Da anni si parla di biocarburanti e del loro ruolo nel sostituire i combustibili fossili. In molto settori sono una realtà, ma a che punto siamo arrivati?
Se aveste perso il conto degli avvicendamenti nel mondo dei biocarburanti, ci teniamo ad avvisarvi che ci stiamo avvicinando ormai a quella che sarebbe la quarta generazione di tali composti. Ebbene si, sono già state ideate, realizzate e sperimentate quattro diverse alternative per ridurre l’utilizzo di fonti energetiche fossili, ognuna nata con l’intento di far fronte ai limiti posti da quella precedente.
Per iniziare dal principio, parliamo della prima generazione.



La prima generazione
La presa di coscienza sulla responsabilità antropica del surriscaldamento dell’atmosfera per via dell’aumento della concentrazione di CO2 (anidride carbonica), e dell’inevitabile e progressivo esaurimento dei giacimenti di petrolio, gas naturale e carbone innescò la ricerca di nuove fonti energetiche.
Fu così che si iniziò a produrre composti di potere calorifico, ovvero che se bruciati liberano grandi quantità di calore da poter essere convertito in lavoro, a partire dai vegetali. In questo modo si poteva avere una fonte rinnovabile (in quanto coltivabile in tempi brevi) e ridurre le emissioni nette di CO2.
Questa prima generazione di composti era rappresentata da etanolo derivato dalla fermentazione di zuccheri di canna, barbabietola e cereali o da oli combustibili derivati dalla coltivazione di piante come la colza, il girasole, piante della famiglia delle brassicacee e le palme da olio.



La seconda generazione
Nonostante i vantaggi in termini ecologici, queste produzioni necessitano di grandi raccolti che vanno in conflitto con la produzione alimentare, dato che si tratta di piante utili per l’alimentazione umana e animale. Per questi motivi, dopo pochi anni si è giunti ad una seconda generazione di biocarburanti ottenuti da biomasse lignocellulosiche: piantagioni di colture legnose ad alto fusto come il pioppo o il salice, con una resa superiore e con utilizzo unicamente energetico e non alimentare. In questo caso però i problemi principali sono due: il processo chimico per separare la parte utile (cellulosa) da quella non utilizzabile (lignina) e proseguire la trasformazione in biocarburante è complesso; inoltre devono essere ottenuti nuovi spazi per alla coltivazione delle piante utilizzate, che vengono sottratti ad ambienti naturali tramite la deforestazione, compromettendo l’ecosistema in questione. Il caso più tristemente conosciuto è quello della deforestazione di vaste aree di bosco tropicale del sud-est asiatico a favore delle piantagioni di palme da olio, che mette a rischio l’habitat naturale dell’Orango.



La terza generazione
Proseguendo, una terza generazione di biocombustibili in cui è stata riposta fiducia è quella delle alghe, che possono essere coltivate in grandi quantità e in varie condizioni (in mare, laghi o fiumi, in particolari bioreattori, vasche ecc.) senza occupare suolo agricolo o vergine. Inoltre, sono in grado di fornire all’industria entrambi i tipi di composti necessari, sia carboidrati che oli.

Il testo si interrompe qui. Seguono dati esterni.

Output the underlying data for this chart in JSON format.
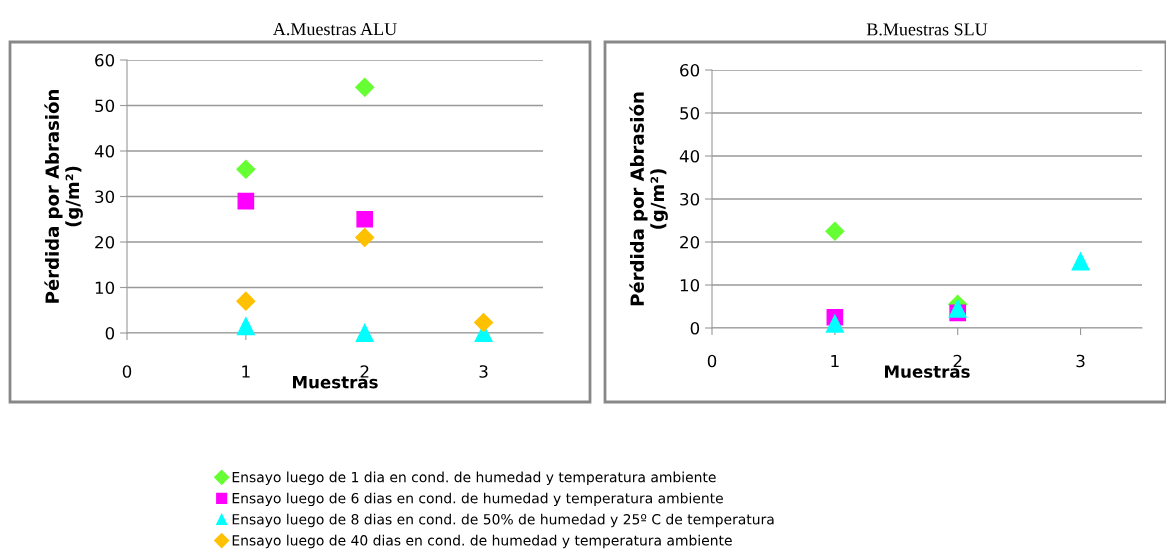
{
  "chart_data": [
    {
      "type": "scatter",
      "title": "A.Muestras ALU",
      "xlabel": "Muestras",
      "ylabel": "Pérdida por Abrasión\n(g/m²)",
      "xlim": [
        0,
        3.5
      ],
      "xticks": [
        0,
        1,
        2,
        3
      ],
      "ylim": [
        0,
        60
      ],
      "yticks": [
        0,
        10,
        20,
        30,
        40,
        50,
        60
      ],
      "grid": "y",
      "series": [
        {
          "color": "#66ff33",
          "marker": "diamond",
          "x": [
            1,
            2
          ],
          "values": [
            36,
            54
          ]
        },
        {
          "color": "#ff00ff",
          "marker": "square",
          "x": [
            1,
            2
          ],
          "values": [
            29,
            25
          ]
        },
        {
          "color": "#00ffff",
          "marker": "triangle",
          "x": [
            1,
            2,
            3
          ],
          "values": [
            1.5,
            0,
            0
          ]
        },
        {
          "color": "#ffc000",
          "marker": "diamond",
          "x": [
            1,
            2,
            3
          ],
          "values": [
            7,
            21,
            2.3
          ]
        }
      ]
    },
    {
      "type": "scatter",
      "title": "B.Muestras SLU",
      "xlabel": "Muestras",
      "ylabel": "Pérdida por Abrasión\n(g/m²)",
      "xlim": [
        0,
        3.5
      ],
      "xticks": [
        0,
        1,
        2,
        3
      ],
      "ylim": [
        0,
        60
      ],
      "yticks": [
        0,
        10,
        20,
        30,
        40,
        50,
        60
      ],
      "grid": "y",
      "legend": "bottom",
      "series": [
        {
          "name": "Ensayo luego de 1 dia en cond. de humedad y temperatura ambiente",
          "color": "#66ff33",
          "marker": "diamond",
          "x": [
            1,
            2
          ],
          "values": [
            22.5,
            5.5
          ]
        },
        {
          "name": "Ensayo luego de 6 dias en cond. de humedad y temperatura ambiente",
          "color": "#ff00ff",
          "marker": "square",
          "x": [
            1,
            2
          ],
          "values": [
            2.5,
            3.5
          ]
        },
        {
          "name": "Ensayo luego de 8 dias en cond. de 50% de humedad y 25º C de temperatura",
          "color": "#00ffff",
          "marker": "triangle",
          "x": [
            1,
            2,
            3
          ],
          "values": [
            1,
            4.5,
            15.5
          ]
        },
        {
          "name": "Ensayo luego de 40 dias en cond. de humedad y temperatura ambiente",
          "color": "#ffc000",
          "marker": "diamond"
        }
      ]
    }
  ]
}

La quarta generazione e il futuro
Ancora più efficiente da un punto di vista pratico ed economico sarebbe l’utilizzo di microorganismi quali batteri e lieviti bioingegnerizzati, protagonisti di una quartagenerazione, in cui unire i processi di fotosintesi e fermentazione per ottenere da loro il prodotto finale su cui effettuare gli ultimi trattamenti, se non quasi pronto all’uso. In questo modo si potrebbero progettare dei veri e propri bioreattori, macchinari dentro i quali far crescere i microorganismi a cui fornire luce e nutrienti perché possano svolgere la loro funzione di produzione del composto chimico di interesse.
Le ultime due tecniche sono oggetto di studi e sperimentazioni e non sono al momento delle soluzioni consolidate per far fronte alle richieste energetiche crescenti della nostra civiltà, mentre le prime due vengono utilizzate da diversi anni, nonostante i non trascurabili problemi che comportano. Sono inoltre oggetto di ricerca le tecniche relative all’utilizzo di biomasse derivanti da rifiuti e scarti agricoli e zootecnici (produzione di biogas in quelle “cupole” bianche che si vedono ogni tanto in campagna). I biocombustibili rimangono ancora una realtà insignificante di fronte all’utilizzo delle fonti fossili e nuove conoscenze sono continuamente acquisite perché una transizione delle fonti energetiche sia possibile, magari mantenendo i pro ed eliminando i contro di ciascuna generazione precedente, in visione di una quinta che possa concertarle tutte insieme per una soluzione ottimale.